Ketchikan continued to offer excursions throughout 2020, even without the cruise ship traffic.
“While we don’t currently have a lot of larger operators who really depend on the volume industry, most of our businesses are offering tours of some kind, maybe just not all day, every day,” said Mackey.
“Going into this summer and thinking it was going to be independent travel, we actually put a tour excursion page on our calendar on our website. Cruise passengers typically purchase from those ships, and that will be available. I encourage people to do a little extra homework to make sure the things they want to do are actually in operation.”
According to Visit Ketchikan, visitors entering Alaska from another state or country are requested to submit a travel declaration through the Alaska Traveler Portal, and any person currently positive for COVID-19 cannot travel to Alaska until they have been released from isolation or cleared for travel by a medical provider or public health agency.
While no longer required, travelers arriving in Alaska from outside the state should consider having a pre-travel molecular-based test for SARS-CoV2. Travelers should submit negative test results from a test taken within 72 hours of departure into the Alaska Travel Portal or have proof of a negative test available to show screeners at the airport upon arrival.

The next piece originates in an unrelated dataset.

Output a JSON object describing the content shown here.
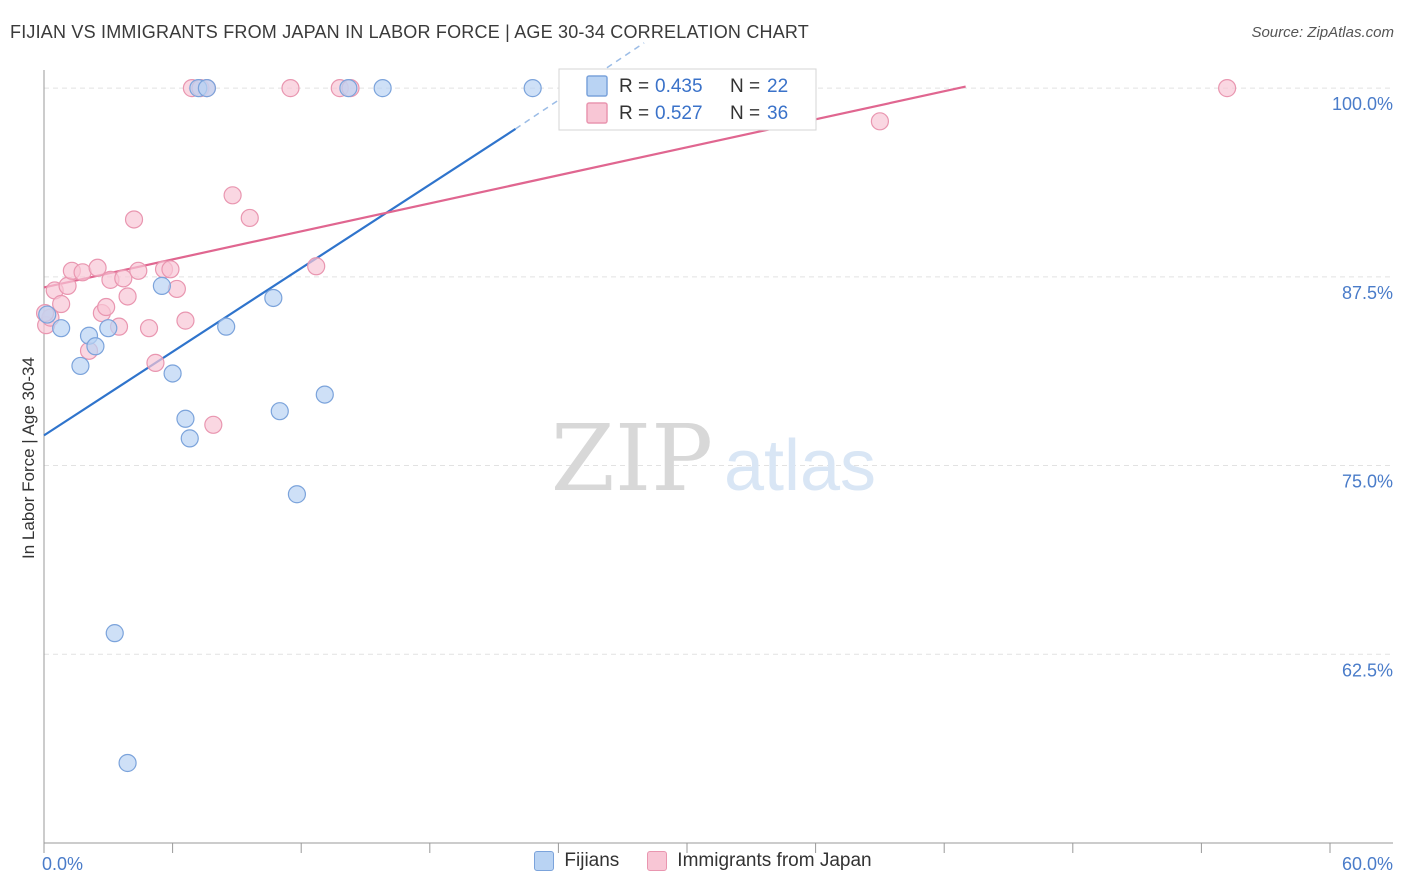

“All of the visitor bureaus have COVID information pages. For example, the state has created a visitor app where they can upload either their negative test results or share their vaccination record with us,” said Mackey. “But Alaska has stepped back from requiring testing.”
Most of the port cities also have COVID safety measures in place. Skagway, for instance, has a high vaccination rate with more than 700 full vaccinations administered to its average population of 1,000 people.
“We are COVID-conscious in Skagway. Many businesses are signing on to our Safe Skagway Pledge, committing to sanitation measures for their businesses and other best practices to keep their employees and guests safe,” said Jennings. “Look for the symbol on display in participating businesses.”
Although the cruise traffic won’t return to pre-COVID numbers this year, even a limited season is good news for travelers.
“With fewer cruise ship ports of call in Skagway, we will be seeing far fewer visitors than we traditionally do, so this will give folks a rare opportunity to explore our historic downtown, our trails, and everything in between in a very personal way,” said Jennings.
“It’s important for visitors to know that we are excited to host them in our communities and both city and borough officials and excursion partners are working closely with the cruise lines to ensure we have a healthy and safe operating season. We will be ready!” said Hagan.